Il web è ricco di articoli e di contenuti che parlano di eventuali rimedi naturali utili a risolvere o tamponare il problema dell’ipersensibilità dentale. I consigli che vengono forniti riguardano oli essenziali in grado di rivelarsi un vero toccasana per i denti sensibili. Tra questi, l’olio essenziale di chiodi di garofano, dell’albero del tè e di cannella risultano avere ottime proprietà antisettiche. A volte sono gli stessi dentisti a indicare come possibile sollievo momentaneo dal dolore anche il bicarbonato di sodio, sciolto nell’acqua per effettuare degli sciacqui, o l’utilizzo di sale disciolto in acqua tiepida per dei i gargarismi.

Quanto indicato sicuramente non fa male, trattandosi di derivati naturali, ma non sono da considerarsi un rimedio definitivo al problema. I rimedi della nonna aiutano momentaneamente, ma la loro efficacia non è scientificamente provata. In ogni caso non sono da ritenersi una valida terapia da seguire quotidianamente per poter risolvere i problemi al cavo orale, né vanno a sostituire la terapia correttamente consigliata dal proprio dentista. Qualora dovessi riscontrare problemi di ipersensibilità consigliamo di prenotare una visita dal tuo odontoiatra di fiducia.

I rimedi alle cause patologiche

Per porre fine al fastidio derivante dall’ipersensibilità dentale è essenziale rivolgersi a un professionista.
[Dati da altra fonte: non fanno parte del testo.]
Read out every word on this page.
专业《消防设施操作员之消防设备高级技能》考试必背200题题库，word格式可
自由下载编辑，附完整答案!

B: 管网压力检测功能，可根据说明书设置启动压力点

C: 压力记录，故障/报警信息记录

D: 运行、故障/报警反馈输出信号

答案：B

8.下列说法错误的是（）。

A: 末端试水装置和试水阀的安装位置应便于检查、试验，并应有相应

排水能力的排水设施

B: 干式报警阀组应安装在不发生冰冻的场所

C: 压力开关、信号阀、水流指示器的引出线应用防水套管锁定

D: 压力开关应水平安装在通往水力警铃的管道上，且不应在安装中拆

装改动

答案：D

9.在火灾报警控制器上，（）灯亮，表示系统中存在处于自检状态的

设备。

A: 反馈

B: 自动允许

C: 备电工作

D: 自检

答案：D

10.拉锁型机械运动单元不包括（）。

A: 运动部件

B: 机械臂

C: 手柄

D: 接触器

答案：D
Solo il dentista infatti, grazie alla sua formazione, è in grado di captare i primi segni di una patologia che può avere cause nascoste. In caso di bruxismo, uno dei rimedi più validi contro l’ipersensibilità deriva dall’utilizzo del bite antibruxismo. Un dispositivo di gomma o plastica dura che, posto sull’arcata dentaria, impedisce il digrignamento dei denti. Quando invece il disturbo è dato da carie, gengivite e pulpite (infiammazione della polpa dentaria) è necessario che l’occhio esperto dell’odontoiatra possa indagare a fondo. Questo perché, stante alla patologia che ne è alla base, solo un professionista può stabilire il trattamento opportuno contro la sensibilità dentale.

Non trascurare il problema! Se il tuo fastidio con l’avanzare dell’inverno peggiora, ricordati di fissare al più presto un appuntamento dal tuo dentista. Eviterai l’insorgere di problematiche più serie. Inoltre, saprà consigliarti sul giusto trattamento e sui prodotti più adatti a te!